Iraq desires the departure of US-led military forces from its territory through a negotiated, swift, and orderly process, as conveyed by Iraqi Prime Minister Mohammed Shia al-Sudani. While no specific deadline has been set, there is a growing urgency driven by long-standing appeals from predominantly Shia Muslim factions, many of which have close ties to Iran, for the US-led coalition to withdraw. This demand has intensified following US strikes on militant groups linked to Iran, also part of Iraq’s official security forces.

The airstrikes, responding to numerous drone and missile attacks on US forces amid Israel’s offensive in Gaza, have instilled concerns in Baghdad about the potential for Iraq to become a focal point in a regional conflict once again. Al-Sudani underscored the need to reorganize the relationship with the coalition to prevent it from being targeted or used as justification for destabilization by any domestic or foreign entity in Iraq and the broader region.

In outlining his vision for the coalition’s future since announcing the initiation of the closure process on January 5, Al-Sudani stressed that the exit should be orchestrated through a process involving “understanding and dialogue.”

A potential US withdrawal would heighten Washington’s apprehensions about Iran’s influence over Iraq’s ruling elite, particularly considering the ascendancy of Iranian-backed Shiite groups in Iraq following the 2003 US-led invasion.

On Monday, the Pentagon asserted its lack of intention to withdraw American troops, emphasizing their presence at the invitation of the Iraqi government. As OPEC’s second-largest oil producer, Iraq has been vocal in its criticism of Israel’s Gaza campaign.

Despite condemning attacks by armed groups on foreign forces and diplomatic missions in Iraq as illegal and against the nation’s interests, the Iraqi government has taken measures to apprehend perpetrators and prevent such strikes. Simultaneously, Baghdad has criticized US strikes on bases used by these groups and a recent attack on a high-ranking militia commander in central Baghdad, characterizing them as serious violations of sovereignty.

Armed groups, such as Kataeb Hezbollah and Haraket Hezbollah al-Nujaba, exploit their affiliation with the Popular Mobilization Forces (PMF), initially formed as a militia in 2014 and now recognized as a state security force, as a guise. When targeting US forces, these armed groups operate independently of the official chain of command, identifying themselves under the banner of the Islamic Resistance in Iraq. Subsequently, in the face of US retaliation, they mourn their casualties as PMF members, leveraging the growing anti-US sentiment.

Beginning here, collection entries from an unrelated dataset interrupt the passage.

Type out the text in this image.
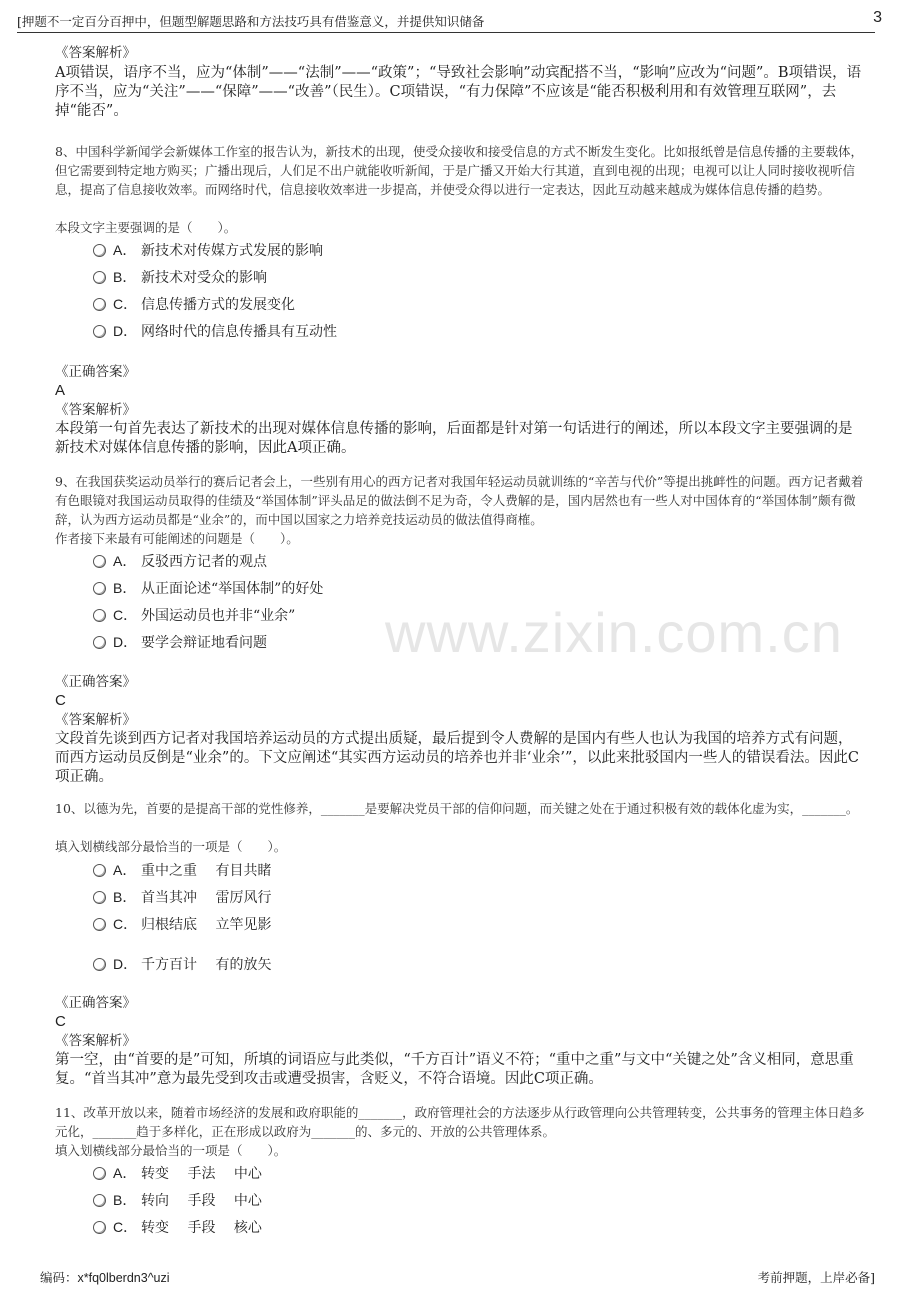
[押题不一定百分百押中，但题型解题思路和方法技巧具有借鉴意义，并提供知识储备	3
www.zixin.com.cn
《答案解析》
A项错误，语序不当，应为“体制”——“法制”——“政策”；“导致社会影响”动宾配搭不当，“影响”应改为“问题”。B项错误，语序不当，应为“关注”——“保障”——“改善”（民生）。C项错误，“有力保障”不应该是“能否积极利用和有效管理互联网”，去掉“能否”。
8、中国科学新闻学会新媒体工作室的报告认为，新技术的出现，使受众接收和接受信息的方式不断发生变化。比如报纸曾是信息传播的主要载体，但它需要到特定地方购买；广播出现后，人们足不出户就能收听新闻，于是广播又开始大行其道，直到电视的出现；电视可以让人同时接收视听信息，提高了信息接收效率。而网络时代，信息接收效率进一步提高，并使受众得以进行一定表达，因此互动越来越成为媒体信息传播的趋势。
本段文字主要强调的是（　　）。
A． 新技术对传媒方式发展的影响
B． 新技术对受众的影响
C． 信息传播方式的发展变化
D． 网络时代的信息传播具有互动性
《正确答案》
A
《答案解析》
本段第一句首先表达了新技术的出现对媒体信息传播的影响，后面都是针对第一句话进行的阐述，所以本段文字主要强调的是新技术对媒体信息传播的影响，因此A项正确。
9、在我国获奖运动员举行的赛后记者会上，一些别有用心的西方记者对我国年轻运动员就训练的“辛苦与代价”等提出挑衅性的问题。西方记者戴着有色眼镜对我国运动员取得的佳绩及“举国体制”评头品足的做法倒不足为奇，令人费解的是，国内居然也有一些人对中国体育的“举国体制”颇有微辞，认为西方运动员都是“业余”的，而中国以国家之力培养竞技运动员的做法值得商榷。
作者接下来最有可能阐述的问题是（　　）。
A． 反驳西方记者的观点
B． 从正面论述“举国体制”的好处
C． 外国运动员也并非“业余”
D． 要学会辩证地看问题
《正确答案》
C
《答案解析》
文段首先谈到西方记者对我国培养运动员的方式提出质疑，最后提到令人费解的是国内有些人也认为我国的培养方式有问题，而西方运动员反倒是“业余”的。下文应阐述“其实西方运动员的培养也并非‘业余’”，以此来批驳国内一些人的错误看法。因此C项正确。
10、以德为先，首要的是提高干部的党性修养，_______是要解决党员干部的信仰问题，而关键之处在于通过积极有效的载体化虚为实，_______。
填入划横线部分最恰当的一项是（　　）。
A． 重中之重　 有目共睹
B． 首当其冲　 雷厉风行
C． 归根结底　 立竿见影
D． 千方百计　 有的放矢
《正确答案》
C
《答案解析》
第一空，由“首要的是”可知，所填的词语应与此类似，“千方百计”语义不符；“重中之重”与文中“关键之处”含义相同，意思重复。“首当其冲”意为最先受到攻击或遭受损害，含贬义，不符合语境。因此C项正确。
11、改革开放以来，随着市场经济的发展和政府职能的_______，政府管理社会的方法逐步从行政管理向公共管理转变，公共事务的管理主体日趋多元化，_______趋于多样化，正在形成以政府为_______的、多元的、开放的公共管理体系。
填入划横线部分最恰当的一项是（　　）。
A． 转变　 手法　 中心
B． 转向　 手段　 中心
C． 转变　 手段　 核心
编码：x*fq0lberdn3^uzi	考前押题，上岸必备]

The United States, along with its coalition, invaded Iraq, overthrowing former leader Saddam Hussein in 2003, withdrew in 2011, and returned in 2014 to combat the Islamic State as part of an international coalition. Currently, there are approximately 2,500 US troops stationed in Iraq. Despite the territorial defeat of the Islamic State in 2017 and its subsequent decline, Al-Sudani contends that the coalition’s mission is long obsolete.

In 2020, Iraq’s parliament voted to exit the coalition shortly after the US targeted Iranian General Qassem Soleimani and a senior Iraqi militant commander near Baghdad airport. The following year, the US declared the conclusion of its combat mission in Iraq, transitioning to advising and assisting Iraqi security forces, though this alteration had minimal impact on the ground.

The current conflict in Gaza has brought the issue back to the forefront, with numerous Iraqi groups closely aligned with Tehran and instrumental in bringing Al-Sudani’s government to power calling for the complete withdrawal of all foreign forces. This aligns with the longstanding desire of Iran and its regional allies for the departure of foreign forces from Iraq.